Re: mm, oom_reaper: How to handle race with oom_killer_disable() ?

From: Michal Hocko <mhocko@kernel.org>
To: Tetsuo Handa <penguin-kernel@I-love.SAKURA.ne.jp>
Cc: linux-mm@kvack.org, rientjes@google.com, oleg@redhat.com,
	vdavydov@parallels.com, mgorman@techsingularity.net,
	hughd@google.com, riel@redhat.com, akpm@linux-foundation.org,
	linux-kernel@vger.kernel.org
Subject: Re: mm, oom_reaper: How to handle race with oom_killer_disable() ?
Date: Tue, 21 Jun 2016 10:31:54 +0200	[thread overview]
Message-ID: <20160621083154.GA30848@dhcp22.suse.cz> (raw)
In-Reply-To: <20160613111943.GB6518@dhcp22.suse.cz>

On Mon 13-06-16 13:19:43, Michal Hocko wrote:
[...]
> I am trying to remember why we are disabling oom killer before kernel
> threads are frozen but not really sure about that right away.

OK, I guess I remember now.

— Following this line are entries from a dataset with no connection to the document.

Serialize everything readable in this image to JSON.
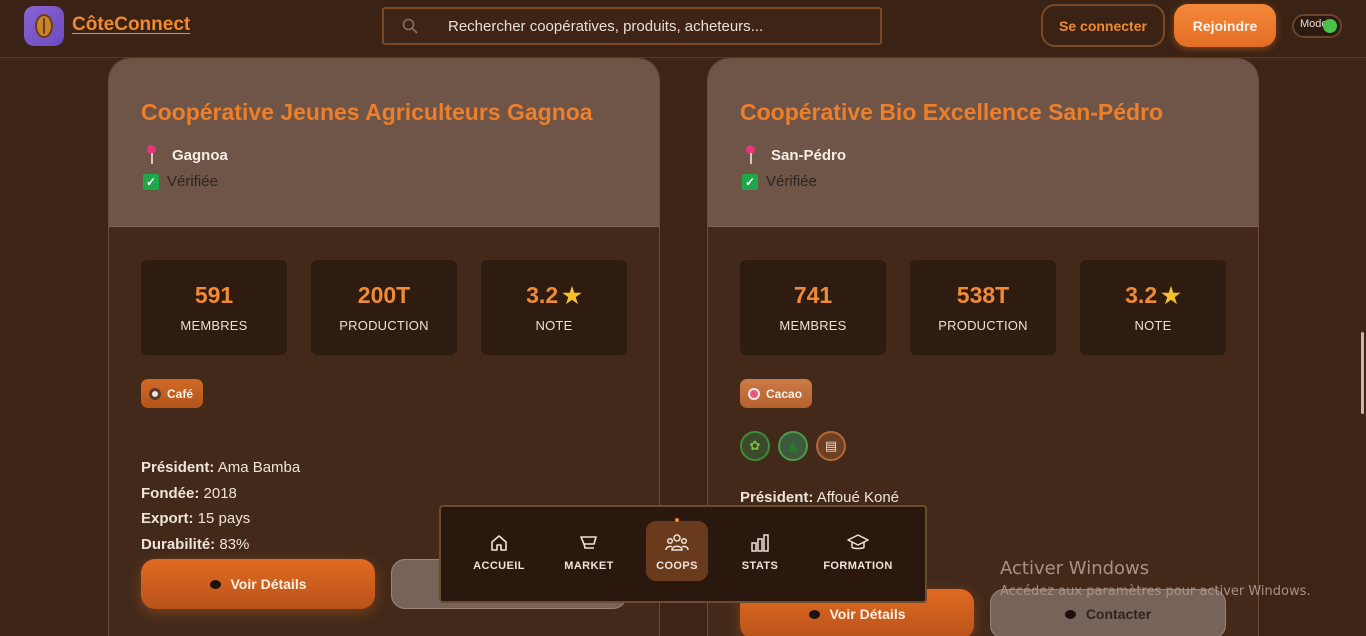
{
  "header": {
    "brand": "CôteConnect",
    "search_placeholder": "Rechercher coopératives, produits, acheteurs...",
    "login_label": "Se connecter",
    "join_label": "Rejoindre",
    "mode_label": "Mode"
  },
  "cards": [
    {
      "title": "Coopérative Jeunes Agriculteurs Gagnoa",
      "location": "Gagnoa",
      "verified": "Vérifiée",
      "stats": [
        {
          "value": "591",
          "label": "MEMBRES"
        },
        {
          "value": "200T",
          "label": "PRODUCTION"
        },
        {
          "value": "3.2",
          "label": "NOTE"
        }
      ],
      "tag": "Café",
      "president_label": "Président:",
      "president": "Ama Bamba",
      "founded_label": "Fondée:",
      "founded": "2018",
      "export_label": "Export:",
      "export": "15 pays",
      "durability_label": "Durabilité:",
      "durability": "83%",
      "details_label": "Voir Détails"
    },
    {
      "title": "Coopérative Bio Excellence San-Pédro",
      "location": "San-Pédro",
      "verified": "Vérifiée",
      "stats": [
        {
          "value": "741",
          "label": "MEMBRES"
        },
        {
          "value": "538T",
          "label": "PRODUCTION"
        },
        {
          "value": "3.2",
          "label": "NOTE"
        }
      ],
      "tag": "Cacao",
      "badges": [
        "seedling-icon",
        "tree-icon",
        "clipboard-icon"
      ],
      "president_label": "Président:",
      "president": "Affoué Koné",
      "details_label": "Voir Détails",
      "contact_label": "Contacter"
    }
  ],
  "bottom_nav": {
    "items": [
      {
        "label": "ACCUEIL",
        "icon": "home-icon"
      },
      {
        "label": "MARKET",
        "icon": "cart-icon"
      },
      {
        "label": "COOPS",
        "icon": "users-icon",
        "active": true
      },
      {
        "label": "STATS",
        "icon": "bar-chart-icon"
      },
      {
        "label": "FORMATION",
        "icon": "graduation-cap-icon"
      }
    ]
  },
  "watermark": {
    "title": "Activer Windows",
    "subtitle": "Accédez aux paramètres pour activer Windows."
  }
}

Say that a task would depend on a freezable
kernel thread to get to do_exit (stuck in wait_event etc...). We would
simply get stuck in oom_killer_disable for ever. So we need to address
it a different way.

One way would be what you are proposing but I guess it would be more
systematic to never call exit_oom_victim on a remote task.  After [1] we
have a solid foundation to rely only on MMF_REAPED even when TIF_MEMDIE
is set. It is more code than your patch so I can see a reason to go with
yours if the following one seems too large or ugly.

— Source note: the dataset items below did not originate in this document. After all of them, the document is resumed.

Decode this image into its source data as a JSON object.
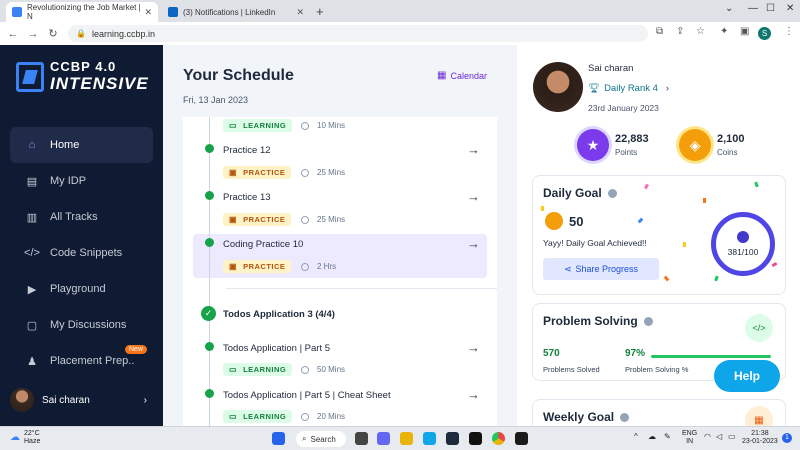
{
  "browser": {
    "tabs": [
      {
        "title": "Revolutionizing the Job Market | N"
      },
      {
        "title": "(3) Notifications | LinkedIn"
      }
    ],
    "url": "learning.ccbp.in",
    "profile_initial": "S"
  },
  "sidebar": {
    "logo_line1": "CCBP 4.0",
    "logo_line2": "INTENSIVE",
    "items": [
      {
        "label": "Home",
        "icon": "home-icon"
      },
      {
        "label": "My IDP",
        "icon": "idp-icon"
      },
      {
        "label": "All Tracks",
        "icon": "book-icon"
      },
      {
        "label": "Code Snippets",
        "icon": "code-icon"
      },
      {
        "label": "Playground",
        "icon": "play-icon"
      },
      {
        "label": "My Discussions",
        "icon": "chat-icon"
      },
      {
        "label": "Placement Prep..",
        "icon": "placement-icon",
        "badge": "New"
      }
    ],
    "user": "Sai charan"
  },
  "schedule": {
    "title": "Your Schedule",
    "date": "Fri, 13 Jan 2023",
    "calendar_label": "Calendar",
    "items": [
      {
        "tag": "LEARNING",
        "duration": "10 Mins"
      },
      {
        "title": "Practice 12",
        "tag": "PRACTICE",
        "duration": "25 Mins"
      },
      {
        "title": "Practice 13",
        "tag": "PRACTICE",
        "duration": "25 Mins"
      },
      {
        "title": "Coding Practice 10",
        "tag": "PRACTICE",
        "duration": "2 Hrs"
      },
      {
        "title": "Todos Application | Part 5",
        "tag": "LEARNING",
        "duration": "50 Mins"
      },
      {
        "title": "Todos Application | Part 5 | Cheat Sheet",
        "tag": "LEARNING",
        "duration": "20 Mins"
      }
    ],
    "section_title": "Todos Application 3 (4/4)"
  },
  "profile": {
    "name": "Sai charan",
    "rank": "Daily Rank 4",
    "date": "23rd January 2023",
    "points_value": "22,883",
    "points_label": "Points",
    "coins_value": "2,100",
    "coins_label": "Coins"
  },
  "daily_goal": {
    "title": "Daily Goal",
    "value": "50",
    "message": "Yayy! Daily Goal Achieved!!",
    "share_label": "Share Progress",
    "progress": "381/100"
  },
  "problem_solving": {
    "title": "Problem Solving",
    "solved_value": "570",
    "solved_label": "Problems Solved",
    "percent_value": "97%",
    "percent_label": "Problem Solving %"
  },
  "weekly_goal": {
    "title": "Weekly Goal"
  },
  "help_label": "Help",
  "taskbar": {
    "temp": "22°C",
    "weather": "Haze",
    "search": "Search",
    "lang1": "ENG",
    "lang2": "IN",
    "time": "21:38",
    "date": "23-01-2023"
  }
}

[1] http://lkml.kernel.org/r/1466426628-15074-1-git-send-email-mhocko@kernel.org

What do you think about the following?
---
>From f7ffecf944648f16d98fc70275041433ed68f7e4 Mon Sep 17 00:00:00 2001
From: Michal Hocko <mhocko@suse.com>
Date: Mon, 20 Jun 2016 17:28:18 +0200
Subject: [PATCH] oom, suspend: fix oom_reaper vs. oom_killer_disable race

Tetsuo has reported the following potential oom_killer_disable vs.
oom_reaper race:

(1) freeze_processes() starts freezing user space threads.
(2) Somebody (maybe a kenrel thread) calls out_of_memory().
(3) The OOM killer calls mark_oom_victim() on a user space thread
    P1 which is already in __refrigerator().
(4) oom_killer_disable() sets oom_killer_disabled = true.
(5) P1 leaves __refrigerator() and enters do_exit().
(6) The OOM reaper calls exit_oom_victim(P1) before P1 can call
    exit_oom_victim(P1).
(7) oom_killer_disable() returns while P1 not yet finished
(8) P1 perform IO/interfere with the freezer.

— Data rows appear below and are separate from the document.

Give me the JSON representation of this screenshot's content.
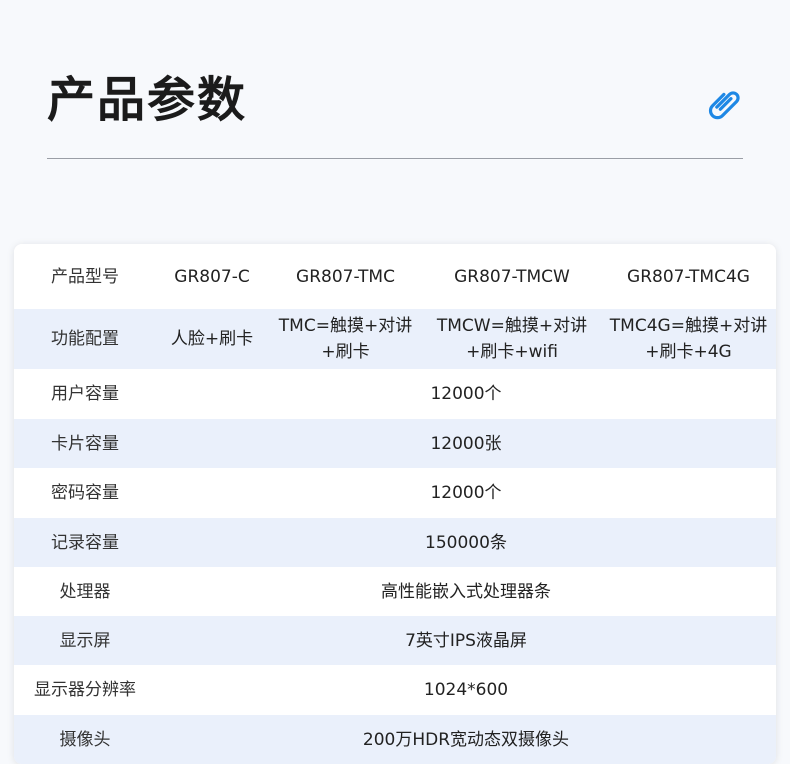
{
  "title": "产品参数",
  "header_row": {
    "label": "产品型号",
    "models": [
      "GR807-C",
      "GR807-TMC",
      "GR807-TMCW",
      "GR807-TMC4G"
    ]
  },
  "feature_row": {
    "label": "功能配置",
    "values": [
      {
        "line1": "人脸+刷卡",
        "line2": ""
      },
      {
        "line1": "TMC=触摸+对讲",
        "line2": "+刷卡"
      },
      {
        "line1": "TMCW=触摸+对讲",
        "line2": "+刷卡+wifi"
      },
      {
        "line1": "TMC4G=触摸+对讲",
        "line2": "+刷卡+4G"
      }
    ]
  },
  "spec_rows": [
    {
      "label": "用户容量",
      "value": "12000个"
    },
    {
      "label": "卡片容量",
      "value": "12000张"
    },
    {
      "label": "密码容量",
      "value": "12000个"
    },
    {
      "label": "记录容量",
      "value": "150000条"
    },
    {
      "label": "处理器",
      "value": "高性能嵌入式处理器条"
    },
    {
      "label": "显示屏",
      "value": "7英寸IPS液晶屏"
    },
    {
      "label": "显示器分辨率",
      "value": "1024*600"
    },
    {
      "label": "摄像头",
      "value": "200万HDR宽动态双摄像头"
    }
  ],
  "icons": {
    "clip": "paperclip-icon"
  },
  "colors": {
    "accent": "#1e88e5",
    "row_alt": "#eaf0fb"
  }
}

This patch effectivelly reverts 449d777d7ad6 ("mm, oom_reaper: clear
TIF_MEMDIE for all tasks queued for oom_reaper"). We have a more
efficient way to achieve the same. We can rely on MMF_REAPED because
"mm, oom: hide mm which is shared with kthread or global init" made sure
that we skip tasks with MMF_REAPED even when they have TIF_MEMDIE.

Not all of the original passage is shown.